In a more innocent and misinformed age, we might have tolerated the selfish behavior of priests, but we might have tolerated anyone driving around in a small(ish) truck.raptor‘ question seems open to well-intentioned criticism at this important historical point.

To be fair, it is difficult to understand the complex economic and social relationships that span continents and threaten the future of the planet. But if monster SUV owners can’t avoid endangering other road users and pedestrians, they’re unlikely to be too concerned about strangers in countries they know nothing about, either.

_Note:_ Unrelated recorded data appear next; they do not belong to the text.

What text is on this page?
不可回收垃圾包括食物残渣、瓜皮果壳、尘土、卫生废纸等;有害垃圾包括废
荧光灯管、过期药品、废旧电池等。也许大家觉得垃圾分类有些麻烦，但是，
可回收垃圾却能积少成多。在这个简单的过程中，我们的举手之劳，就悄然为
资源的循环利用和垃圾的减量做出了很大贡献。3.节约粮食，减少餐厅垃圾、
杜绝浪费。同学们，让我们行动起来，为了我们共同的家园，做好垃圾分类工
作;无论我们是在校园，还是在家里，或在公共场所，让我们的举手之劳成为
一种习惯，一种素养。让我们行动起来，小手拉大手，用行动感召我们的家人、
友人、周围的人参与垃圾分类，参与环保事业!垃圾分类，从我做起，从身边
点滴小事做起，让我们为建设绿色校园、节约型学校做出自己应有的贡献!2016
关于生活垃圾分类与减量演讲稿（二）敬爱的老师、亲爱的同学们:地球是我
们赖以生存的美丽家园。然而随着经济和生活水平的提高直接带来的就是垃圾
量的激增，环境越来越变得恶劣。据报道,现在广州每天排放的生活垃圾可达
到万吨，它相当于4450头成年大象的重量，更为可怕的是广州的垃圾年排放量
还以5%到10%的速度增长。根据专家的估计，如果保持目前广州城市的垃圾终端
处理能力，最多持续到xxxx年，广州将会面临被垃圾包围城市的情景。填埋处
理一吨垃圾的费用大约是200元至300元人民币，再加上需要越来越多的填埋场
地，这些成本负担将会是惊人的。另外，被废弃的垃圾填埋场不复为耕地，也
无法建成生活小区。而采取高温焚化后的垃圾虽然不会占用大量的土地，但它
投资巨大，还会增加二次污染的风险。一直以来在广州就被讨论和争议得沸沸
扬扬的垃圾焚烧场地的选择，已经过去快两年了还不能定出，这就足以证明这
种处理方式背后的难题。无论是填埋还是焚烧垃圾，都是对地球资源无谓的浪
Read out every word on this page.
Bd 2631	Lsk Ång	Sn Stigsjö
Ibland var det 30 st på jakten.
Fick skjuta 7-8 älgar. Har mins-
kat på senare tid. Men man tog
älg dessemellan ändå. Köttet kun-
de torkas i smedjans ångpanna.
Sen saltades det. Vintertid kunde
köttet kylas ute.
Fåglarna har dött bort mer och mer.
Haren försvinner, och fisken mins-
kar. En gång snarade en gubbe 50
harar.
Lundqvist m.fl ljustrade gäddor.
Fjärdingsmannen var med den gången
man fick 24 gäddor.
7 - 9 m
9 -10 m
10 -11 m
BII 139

We can hope that enlightened leadership and an informed, open-ended national debate about the increasingly visible climate crisis, its causes, and our individual and collective role in intensifying it can foster a sense of social responsibility. But our government doesn’t seem to care about this situation. environmentSo why should we do this?

Australia's wildlife crisis reveals disastrous government failure

Indeed, judging politicians by their actions Scott MorrisonThe concept of the ‘responsible politician’ becomes an oxymoron, claiming that environmentally conscious types are trying to ‘kill the weekend’ and undermine the Australian way of life. Could be Morrison uniquely unprincipled He was an expert on Australian political history but knew how to touch a nerve.

Is it demoralizing? Definitely. But it is still valuable to try to describe the world as it is and our role in its development. It may be understandable to look the other way, but the likes of Morrison and Trump “alternative facts”, which may suit their short-term political interests but could ultimately doom the rest of us to environmental disaster. the poorestThe least blameworthy places in the world.

Mark Beeson is an adjunct professor at the University of Technology Sydney and Griffith University. He was previously Professor of International Politics at the University of Western Australia.